Saturday, September 26, 2015

Oman's History of the Peninsular War - Vol. 3

Just downloaded Felbrigg's latest, a recording of Volume 3 of Oman's massive history of the Peninsula war.  I've enjoyed the first two volumes and I'm about two chapters into the third, which is just as good.  Great stuff to listen to while you're painting. 

The recording is available via Audible and is about $24, which is around $1 per hour of recording. Good value in any man's language. 

For anyone with an interest in the Peninsula war, the Napoleonic period or military history in general, recommended. 


  1. Oman is a neglected treasure these days, and I'm genuinely glad that someone is doing this, but I have to say that your "any man's language" reference is unfortunately apt. I found in Vol.1 that the aggressive Anglicisation (is there such a word?) of all possible names and places which happened not to be English was jarring and so over the top that i can only assume it was deliberate.

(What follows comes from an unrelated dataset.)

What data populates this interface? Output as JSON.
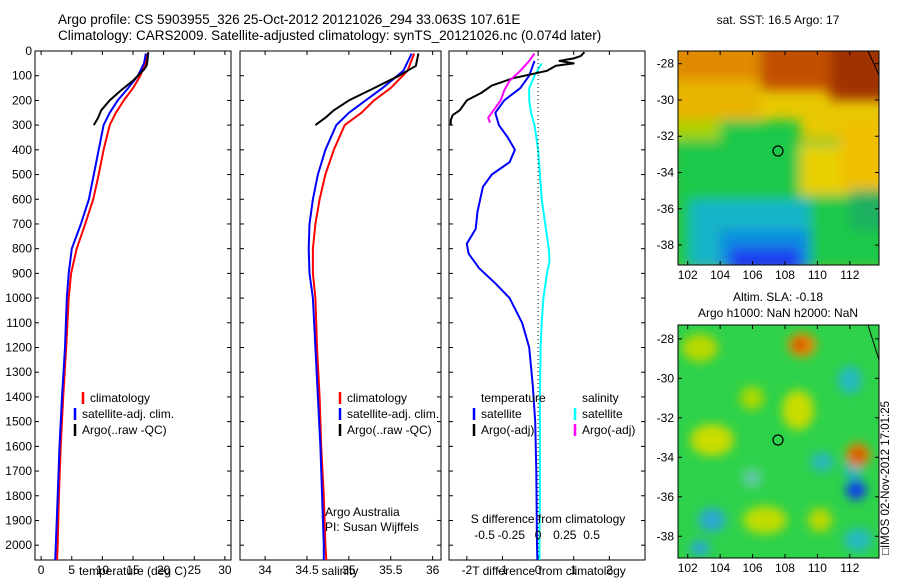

Generals JOONOT and LOYZON and so on. I've observed before in some British military chappies (notably battlefield guides) that all foreign words are corrupted as a matter of obligation - it's kind of expected - Pen & Sword serve as a recent example. The spirit of Wipers lives on. Kwatra Brar. Almeedia. Much, much more. Get a grip, gentlemen.

    We've discussed this before - it is an unfortunate but inevitable property of warfare that it involves different nations and therefore different languages - I don't expect any snobbery or stupid affectation, but I do expect presenters and narrators to smarten up and recognise that. I've recently sat through all of the BBC WW1 DVDs, and all Thames TV's WW2 ones, and I have to say that the respective narrators, Messrs Redgrave and Olivier, did a thoroughly professional job, which kind of sets the standard.

    With respect, of course. Maybe the later volumes have improved in this respect?

    1. They're about the same. To be honest, it doesn't bother me. I'm very happy that the recording exists at all.

    2. Overall I agree, Mr Kink. I admit that this is a personal FOYble of mine, and it's not entirely because I'm a prig (though that undoubtedly contributes). When someone reads a book to me, it's nice if I can somehow suspend reality and pretend that the author himself is speaking - Dr Sir Charles Oman (or OMMIN, as we prefer to call him) was certainly an usually highly educated man and it grates a bit when his alter ego on the recording can't handle the words in his specialist subject...

      Vol.1 for me was fine, except that I had to keep checking with the book to see who the devil (and where) he was on about. Pity Sir Laurence Olivier [ELEPHANT] was unavailable for the gig.